The City of Cape Town’s development management officials operate on a complaints basis, and do not conduct random door-to-door checks, says Brett Herron, the city’s mayoral committee member for transport and urban development.

He will, however, request the department to look into allegations made by the citizen action group One Host One Home (Ohoh) once he receives “specific details of when these were reported, by whom, and where.”

“The city must and does act on complaints we receive.”

Herron emphasises that not all short-term lets are unauthorised, as the city’s municipal planning by-law does permit short-term letting in certain circumstances.
“Any property owner interested in undertaking short-term letting is advised to meet with their local development planning district office to discuss the applicable legislation and confirm any necessary authorisations.”

He says all complaints to the city are investigated, and, where evidence is found that the municipal planning by-law is being contravened, action is initiated. However, he emphasises that there has to be evidence available to enforcement officers to be able to proceed with such action.
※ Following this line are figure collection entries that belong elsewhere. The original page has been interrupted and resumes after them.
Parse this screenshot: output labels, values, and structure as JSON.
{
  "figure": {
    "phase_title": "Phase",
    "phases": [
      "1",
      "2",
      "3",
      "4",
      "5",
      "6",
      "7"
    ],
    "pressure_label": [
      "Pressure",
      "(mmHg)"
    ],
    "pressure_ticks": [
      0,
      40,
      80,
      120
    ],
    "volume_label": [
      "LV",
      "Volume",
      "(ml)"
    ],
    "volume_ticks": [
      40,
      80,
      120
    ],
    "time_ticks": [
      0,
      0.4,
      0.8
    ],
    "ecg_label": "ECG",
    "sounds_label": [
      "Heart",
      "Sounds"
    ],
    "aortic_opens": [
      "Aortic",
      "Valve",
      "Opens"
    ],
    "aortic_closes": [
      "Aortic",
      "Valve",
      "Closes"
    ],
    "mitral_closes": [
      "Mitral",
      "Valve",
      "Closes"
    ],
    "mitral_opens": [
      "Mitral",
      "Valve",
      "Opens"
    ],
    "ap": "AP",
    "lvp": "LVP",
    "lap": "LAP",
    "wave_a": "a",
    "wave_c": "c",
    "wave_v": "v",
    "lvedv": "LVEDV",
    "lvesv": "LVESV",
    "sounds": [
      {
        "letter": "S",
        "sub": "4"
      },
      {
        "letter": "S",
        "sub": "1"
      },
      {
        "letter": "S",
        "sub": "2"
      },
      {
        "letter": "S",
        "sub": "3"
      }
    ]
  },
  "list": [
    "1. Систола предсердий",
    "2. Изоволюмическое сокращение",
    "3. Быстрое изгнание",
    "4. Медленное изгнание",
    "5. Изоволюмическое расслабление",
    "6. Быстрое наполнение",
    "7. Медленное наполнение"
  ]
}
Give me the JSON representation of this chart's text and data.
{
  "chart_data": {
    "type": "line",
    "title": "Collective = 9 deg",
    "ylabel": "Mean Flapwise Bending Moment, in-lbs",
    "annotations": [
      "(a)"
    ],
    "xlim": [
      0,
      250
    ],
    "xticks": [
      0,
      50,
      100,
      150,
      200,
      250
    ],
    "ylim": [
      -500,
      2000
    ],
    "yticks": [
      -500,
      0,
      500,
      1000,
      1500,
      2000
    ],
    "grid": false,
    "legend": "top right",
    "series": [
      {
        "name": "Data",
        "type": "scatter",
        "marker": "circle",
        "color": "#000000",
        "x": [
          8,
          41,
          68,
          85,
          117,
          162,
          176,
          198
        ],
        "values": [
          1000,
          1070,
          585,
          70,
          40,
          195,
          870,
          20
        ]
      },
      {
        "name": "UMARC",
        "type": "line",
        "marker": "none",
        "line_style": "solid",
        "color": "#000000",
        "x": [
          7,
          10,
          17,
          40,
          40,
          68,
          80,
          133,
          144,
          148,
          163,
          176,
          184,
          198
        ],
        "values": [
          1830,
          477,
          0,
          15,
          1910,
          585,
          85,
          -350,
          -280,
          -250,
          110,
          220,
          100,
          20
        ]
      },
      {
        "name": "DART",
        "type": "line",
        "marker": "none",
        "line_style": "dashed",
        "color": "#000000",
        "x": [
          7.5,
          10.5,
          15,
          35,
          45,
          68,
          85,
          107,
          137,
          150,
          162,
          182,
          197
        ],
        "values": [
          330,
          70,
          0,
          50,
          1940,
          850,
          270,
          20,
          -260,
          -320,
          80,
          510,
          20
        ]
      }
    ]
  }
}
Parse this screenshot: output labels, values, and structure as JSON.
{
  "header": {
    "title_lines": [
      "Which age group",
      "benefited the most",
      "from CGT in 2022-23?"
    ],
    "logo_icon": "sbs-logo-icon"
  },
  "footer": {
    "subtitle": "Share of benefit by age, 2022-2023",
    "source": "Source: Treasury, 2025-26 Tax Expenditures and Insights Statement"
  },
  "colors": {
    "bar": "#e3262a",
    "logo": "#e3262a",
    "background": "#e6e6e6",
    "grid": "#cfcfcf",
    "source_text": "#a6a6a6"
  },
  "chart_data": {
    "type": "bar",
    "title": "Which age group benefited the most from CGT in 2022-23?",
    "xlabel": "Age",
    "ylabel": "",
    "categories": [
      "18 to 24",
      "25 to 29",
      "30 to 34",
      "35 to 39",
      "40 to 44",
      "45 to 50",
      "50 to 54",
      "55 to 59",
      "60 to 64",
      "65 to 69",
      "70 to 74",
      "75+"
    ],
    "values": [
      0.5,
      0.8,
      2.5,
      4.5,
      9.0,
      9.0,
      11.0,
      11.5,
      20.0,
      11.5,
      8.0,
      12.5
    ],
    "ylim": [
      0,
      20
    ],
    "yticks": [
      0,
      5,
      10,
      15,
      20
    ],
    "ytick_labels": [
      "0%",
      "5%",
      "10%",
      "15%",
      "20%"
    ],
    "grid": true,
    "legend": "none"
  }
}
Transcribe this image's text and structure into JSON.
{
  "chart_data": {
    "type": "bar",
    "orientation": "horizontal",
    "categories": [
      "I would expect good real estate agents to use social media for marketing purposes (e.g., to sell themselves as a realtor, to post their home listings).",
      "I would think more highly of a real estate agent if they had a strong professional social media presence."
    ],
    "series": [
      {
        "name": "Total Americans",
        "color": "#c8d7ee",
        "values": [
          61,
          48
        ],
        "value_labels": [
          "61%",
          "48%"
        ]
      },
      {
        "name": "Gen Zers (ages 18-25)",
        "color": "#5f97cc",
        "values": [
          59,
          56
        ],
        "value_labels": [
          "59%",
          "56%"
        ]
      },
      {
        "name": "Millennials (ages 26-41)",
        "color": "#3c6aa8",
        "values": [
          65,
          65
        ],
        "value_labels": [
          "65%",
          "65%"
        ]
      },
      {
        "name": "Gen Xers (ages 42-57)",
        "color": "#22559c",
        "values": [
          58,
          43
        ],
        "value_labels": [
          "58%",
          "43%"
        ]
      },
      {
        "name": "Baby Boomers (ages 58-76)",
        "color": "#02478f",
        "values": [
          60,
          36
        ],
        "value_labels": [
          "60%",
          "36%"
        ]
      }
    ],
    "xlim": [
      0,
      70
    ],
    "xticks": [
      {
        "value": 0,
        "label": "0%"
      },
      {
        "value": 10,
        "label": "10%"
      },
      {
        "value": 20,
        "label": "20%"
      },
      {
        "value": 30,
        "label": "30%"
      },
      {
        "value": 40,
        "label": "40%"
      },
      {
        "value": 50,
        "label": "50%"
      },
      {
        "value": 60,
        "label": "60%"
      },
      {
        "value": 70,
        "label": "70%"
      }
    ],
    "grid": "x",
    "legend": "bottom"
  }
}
“Short-term letting is an activity of a temporary duration. Also, the fact that a property is registered on a short-term letting platform is not evidence of a contravention of the by-law.”

Once the city has evidence of an alleged contravention, Herron says the first action is to issue a notice to the owner informing him/her to cease the activity or regularise the land-use activity. Should the owner ignore the warning/notice, and the activity is continued, the city will approach the municipal court for relief.

“I can confirm we have received applications for temporary land-use departures to regularise the land-use activity so the owner can legally do short-term letting from a flat, or series of flats.

“However, in terms of the municipal planning by-law, the city needs to consider an application for an administrative penalty by the transgressor.

“If a penalty is required, the transgressor must first pay the penalty before such land-use application can be considered by the development management department.”
Some cases have been heard by the city and administrative penalties have been prescribed for applicable transgressions, Herron says, adding that these cases are on appeal to the city’s executive mayor.

“Only once the process around the administrative penalty has been concluded can the city consider the application for a temporary land-use departure.”